Familiar as I was with similar scenes this one moved me as I had never before been moved—the silent white figures, with hands clasped on their breasts, coming in one by one with noiseless and unhurried footsteps, like a line of wraiths from another world.
But a still deeper emotion was to come to me.
As the last of the nuns entered, the Superior as I knew she would be, I recognised her instantly. It was my own Reverend Mother herself; and when, after kneeling to the altar, she came down to her seat nearest to the screen, immediately in front of the place where I knelt, I knew by the tremor of the clasped hands which held the rosary, that she had seen and recognised me.
I trembled and my heart thumped against my breast.
Then the priest entered and the Litany began. It was sung throughout. Almost the whole of the service was sung. Never had Benediction seemed so beautiful, so pathetic, so appealing, so irresistible.
By the time the Tantum ergo had been reached and the sweet female voices, over the soft swell of the organ, were rising to the vaulted roof in sorrowful reparation for the sins of all sinners in the world who did not pray for themselves, the religious life was calling to me as it had never called before.
“Come away from the world,” it seemed to say. “Obedience to your heavenly Father cancels all duty to your earthly one. Leave everything you fear behind you, and find peace and light and love.”

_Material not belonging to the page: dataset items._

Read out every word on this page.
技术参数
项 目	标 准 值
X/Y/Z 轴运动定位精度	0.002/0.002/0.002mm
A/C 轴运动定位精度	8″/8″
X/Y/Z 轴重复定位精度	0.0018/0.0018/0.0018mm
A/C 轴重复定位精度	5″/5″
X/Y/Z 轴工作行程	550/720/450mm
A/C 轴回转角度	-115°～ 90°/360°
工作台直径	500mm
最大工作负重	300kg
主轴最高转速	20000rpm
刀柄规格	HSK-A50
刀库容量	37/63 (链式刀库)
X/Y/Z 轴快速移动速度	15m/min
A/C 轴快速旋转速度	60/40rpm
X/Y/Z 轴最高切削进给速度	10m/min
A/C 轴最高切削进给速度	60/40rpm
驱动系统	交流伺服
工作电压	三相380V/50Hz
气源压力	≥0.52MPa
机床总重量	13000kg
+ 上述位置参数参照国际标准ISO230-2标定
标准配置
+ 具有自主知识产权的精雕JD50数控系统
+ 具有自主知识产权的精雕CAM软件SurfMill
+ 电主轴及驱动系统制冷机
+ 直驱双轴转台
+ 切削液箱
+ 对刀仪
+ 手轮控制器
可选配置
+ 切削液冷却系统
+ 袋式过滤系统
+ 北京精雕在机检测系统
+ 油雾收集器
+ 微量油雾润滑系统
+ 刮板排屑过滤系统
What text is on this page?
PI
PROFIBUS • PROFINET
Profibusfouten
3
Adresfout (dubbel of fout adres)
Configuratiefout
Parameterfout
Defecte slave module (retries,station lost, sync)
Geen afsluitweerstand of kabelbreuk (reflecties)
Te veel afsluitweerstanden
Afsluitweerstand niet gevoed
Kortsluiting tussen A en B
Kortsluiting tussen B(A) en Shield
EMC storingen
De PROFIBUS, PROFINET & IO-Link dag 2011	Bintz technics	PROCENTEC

The service was over, the nuns had dropped their veils and gone out as slowly and noiselessly as they had come in (the last of them with her head down): the sacristan with his long rod was extinguishing the candles on the altar; the church was growing dark and a lay-sister in black was rattling a bunch of keys at the door behind me before I moved from my place beside the rails.
Then I awoke as from a dream, and looking longingly back at the dark corridor down which the nuns had disappeared, I was turning to go when I became aware that a young man was standing beside me and smiling into my face.
“Mally,” he said very softly, and he held out his hand.
Something in the voice made me giddy, something in the blue eyes made me tremble. I looked at him but did not speak.
“Don’t you know me, Mally?” he said.
I felt as if a rosy veil were falling over my face and neck. A flood of joy was sweeping through me. At last I knew who it was.
It was Martin Conrad, grown to be a man, a tall, powerful, manly man, but with the same face still—an elusive ghost of the boy’s face I used to look up to and love.
A few minutes later we were out on the piazza in front of the church, and with a nervous rush of joyous words he was telling me what had brought him to Rome.
Having just “scraped through” his examinations, and taken his degree—couldn’t have done so if the examiners had not been “jolly good” to him—he had heard that Lieut. . . .—was going down to the great ice barrier that bounds the South Pole, to investigate the sources of winds and tides, so he had offered himself as doctor to the expedition and been accepted.